Male-dominated boards at larger Danish companies are on the decrease, as a result of companies fulfilling requirements for the gender composition at top management levels, writes dibusiness.dk.
In 2017, 35.6 percent of the country’s largest companies achieved gender balance, compared to 33.3 percent last year.
In the first evaluation from 2014, every fourth boardroom member was a woman.
“We’re seeing a really positive and encouraging shift where a third of companies have successfully achieved gender balance, this ensures more diversity in management,” Dansk Industri (DI) head of research, diversity and higher education Mette Fjord Sørensen said.
The increase of women in senior positions helps broaden the pool of qualified individuals that companies can draw upon, thereby strengthening competitiveness, Sørensen said.

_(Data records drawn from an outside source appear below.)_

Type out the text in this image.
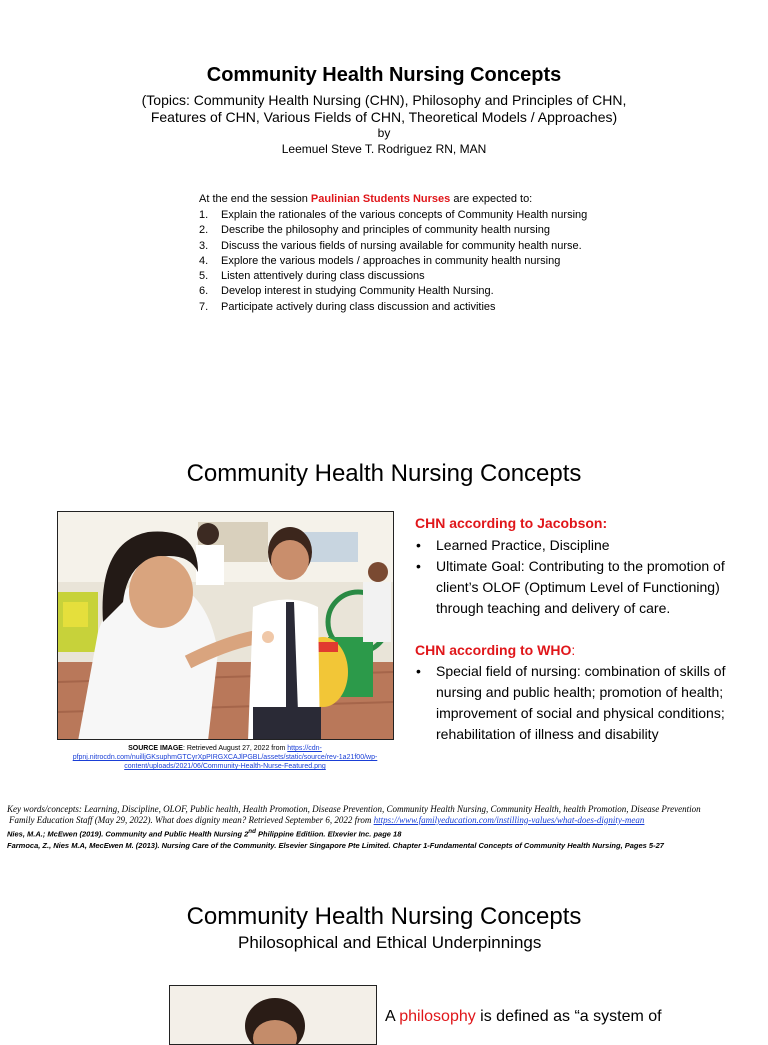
Community Health Nursing Concepts
(Topics: Community Health Nursing (CHN), Philosophy and Principles of CHN,
Features of CHN, Various Fields of CHN, Theoretical Models / Approaches)
by
Leemuel Steve T. Rodriguez RN, MAN
At the end the session Paulinian Students Nurses are expected to:
1. Explain the rationales of the various concepts of Community Health nursing
2. Describe the philosophy and principles of community health nursing
3. Discuss the various fields of nursing available for community health nurse.
4. Explore the various models / approaches in community health nursing
5. Listen attentively during class discussions
6. Develop interest in studying Community Health Nursing.
7. Participate actively during class discussion and activities
Community Health Nursing Concepts
SOURCE IMAGE: Retrieved August 27, 2022 from https://cdn-pfpnj.nitrocdn.com/nuilljGKsuphmGTCyrXpPIRGXCAJlPGBL/assets/static/source/rev-1a21f00/wp-content/uploads/2021/06/Community-Health-Nurse-Featured.png
CHN according to Jacobson:
• Learned Practice, Discipline
• Ultimate Goal: Contributing to the promotion of client’s OLOF (Optimum Level of Functioning) through teaching and delivery of care.
CHN according to WHO:
• Special field of nursing: combination of skills of nursing and public health; promotion of health; improvement of social and physical conditions; rehabilitation of illness and disability
Key words/concepts: Learning, Discipline, OLOF, Public health, Health Promotion, Disease Prevention, Community Health Nursing, Community Health, health Promotion, Disease Prevention
Family Education Staff (May 29, 2022). What does dignity mean? Retrieved September 6, 2022 from https://www.familyeducation.com/instilling-values/what-does-dignity-mean
Nies, M.A.; McEwen (2019). Community and Public Health Nursing 2nd Philippine Editiion. Elxevier Inc. page 18
Farmoca, Z., Nies M.A, MecEwen M. (2013). Nursing Care of the Community. Elsevier Singapore Pte Limited. Chapter 1-Fundamental Concepts of Community Health Nursing, Pages 5-27
Community Health Nursing Concepts
Philosophical and Ethical Underpinnings
A philosophy is defined as “a system of
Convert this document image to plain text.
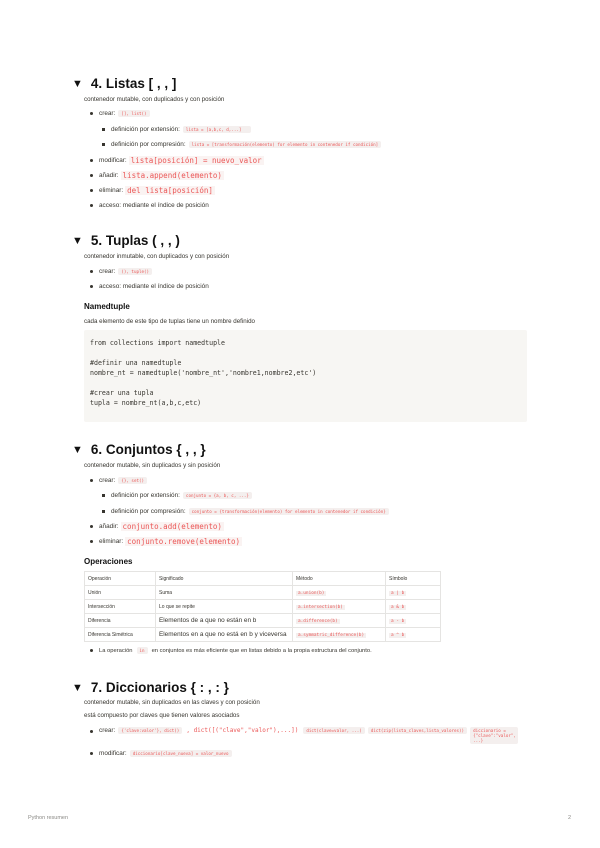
▼ 4. Listas [ , , ]
contenedor mutable, con duplicados y con posición
crear:	[], list()
definición por extensión:	lista = [a,b,c, d,...]
definición por compresión:	lista = [transformación(elemento) for elemento in contenedor if condición]
modificar: lista[posición] = nuevo_valor
añadir: lista.append(elemento)
eliminar: del lista[posición]
acceso: mediante el índice de posición
▼ 5. Tuplas ( , , )
contenedor inmutable, con duplicados y con posición
crear:	(), tuple()
acceso: mediante el índice de posición
Namedtuple
cada elemento de este tipo de tuplas tiene un nombre definido
from collections import namedtuple
#definir una namedtuple
nombre_nt = namedtuple('nombre_nt','nombre1,nombre2,etc')
#crear una tupla
tupla = nombre_nt(a,b,c,etc)
▼ 6. Conjuntos { , , }
contenedor mutable, sin duplicados y sin posición
crear:	{}, set()
definición por extensión:	conjunto = {a, b, c, ...}
definición por compresión:	conjunto = {transformación(elemento) for elemento in contenedor if condición}
añadir: conjunto.add(elemento)
eliminar: conjunto.remove(elemento)
Operaciones
Operación	Significado	Método	Símbolo
Unión	Suma	a.union(b)	a | b
Intersección	Lo que se repite	a.intersection(b)	a & b
Diferencia	Elementos de a que no están en b	a.difference(b)	a - b
Diferencia Simétrica	Elementos en a que no está en b y viceversa	a.symmatric_difference(b)	a ^ b
La operación	in	en conjuntos es más eficiente que en listas debido a la propia estructura del conjunto.
▼ 7. Diccionarios { : , : }
contenedor mutable, sin duplicados en las claves y con posición
está compuesto por claves que tienen valores asociados
crear:	{'clave:valor'}, dict()	, dict([("clave","valor"),...])	dict(clave=valor, ...)	dict(zip(lista_claves,lista_valores))	diccionario = {"clave":"valor", ...}
modificar:	diccionario[clave_nueva] = valor_nuevo
Python resumen	2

“This isn’t about making men and women the same. It’s about equal opportunity and about gender not playing a role when opportunity presents itself,” she added.
The Danish Business Authority’s report is based on random sampling of 160 companies, corresponding to 10 percent of the companies covered by the law. The results apply to companies with net revenue of at least 313 million kroner (4.2 million euro) and 250 full-time employees.
Act 1383 of 2012 required large Danish companies to set targets for the gender composition in management. In 2017, 96.3 percent of the specified companies fulfilled this requirement.
In terms of management bodies, 82.6 percent of companies have fulfilled the requirement of establishing and reporting on their gender equality policy.
There is “a significant” residual group of companies that has not yet fulfilled gender composition requirements, according to the Business Authority.